Hodiak cute and sweet; Preston a perfect bad guy. Lansbury can play a vicious bad lady; rather soft hearted at the end. Lansbury I also saw in a musical show in the movie Till the Clouds Roll By (I think that's the one; she is on a swing on stage -- also mid nineteen forties).

Charisse excellent. O'Brien her usual deadpan excellence. The singing piano player sweet on Charisse was very charming.

Judy's wedding gown wonderful. Reminded me of her wedding gown in the later forties movie The Pirate. Was this the same costume? The Pirate was 1948/1949, only two to three years later.

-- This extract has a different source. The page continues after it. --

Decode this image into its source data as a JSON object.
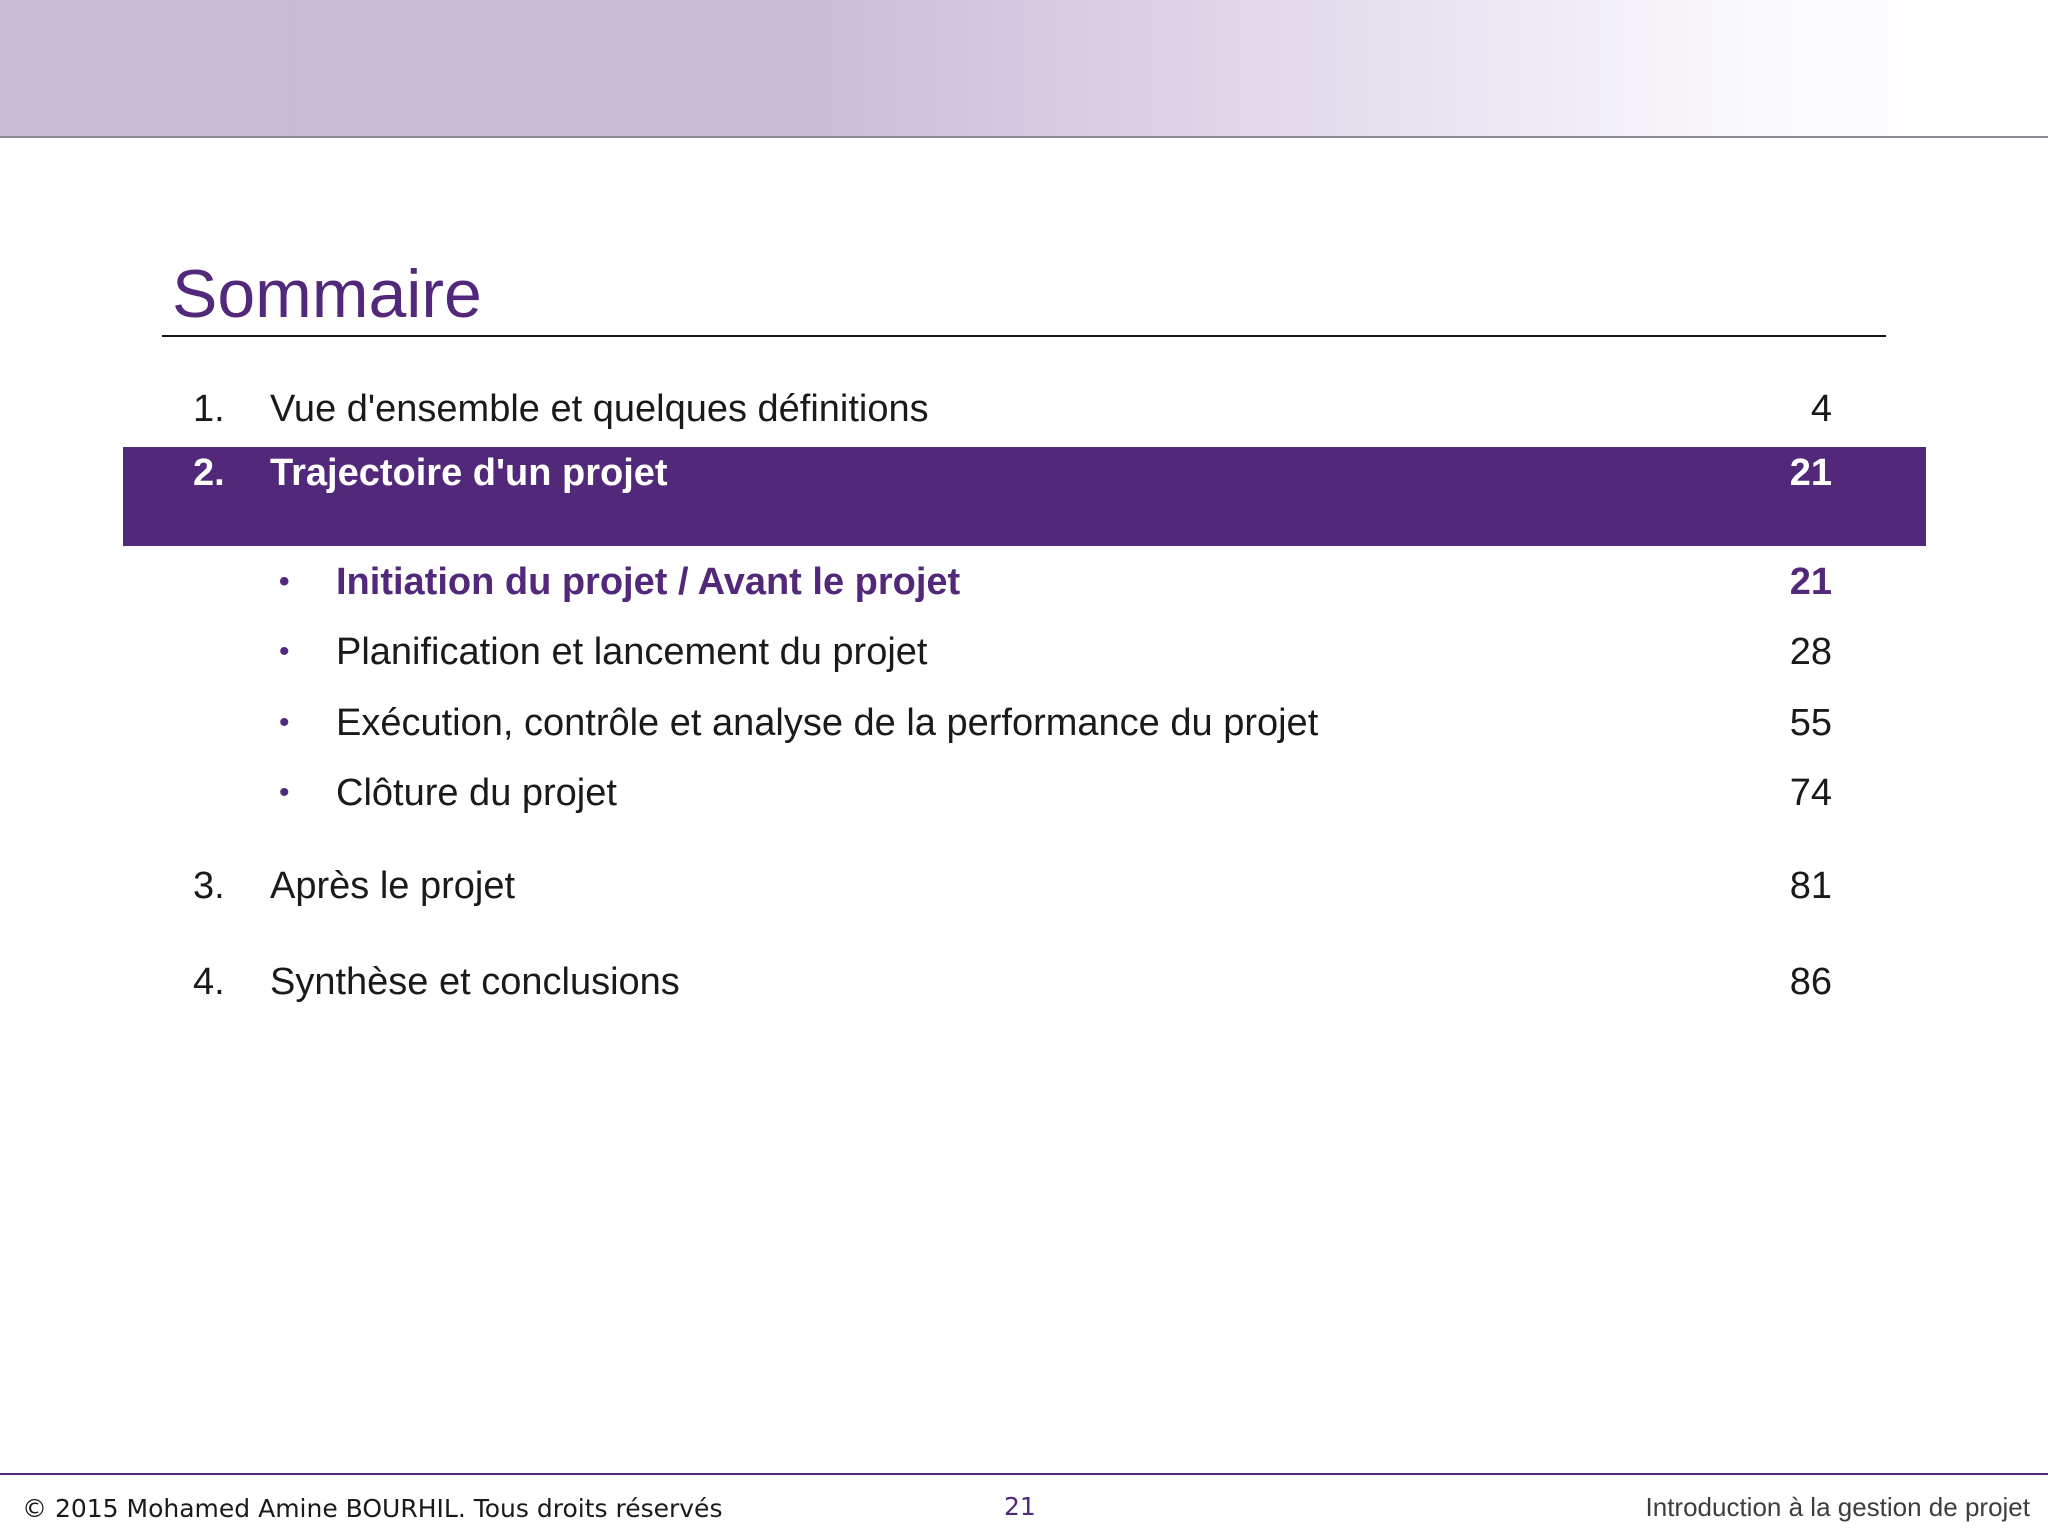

Another major star in this movie was the train, lol.

One problem, however, but it is of the times. Girls was the word. Judy was a girl getting married to a man out west. She never thought of herself as a woman. As far as the girls of the restaurant, maybe they were never thought of as adult women, either.

Women's biggest aspirations were to get married. Waitresses is another politically incorrect word today. Waitressing was a planned career in those days? A way to get off the farm? Two schoolteachers ditched the life for slugging steaks to the cowhands. What the???? How ridiculous.

This was a post World War II confection. It was mostly happy and carefree. How many of the cowhand actors had fought in World War II? How many of the actresses had been Rosie the Riveter on their way up to movie life?

Still, IMO this movie is still way better than the typical shoot-down-plane bang bang war movies of that time period. Enough of the fighting and killing. Hurray for this type of singing and dancing confection, and kudos to Judy for heading this stellar ensemble cast.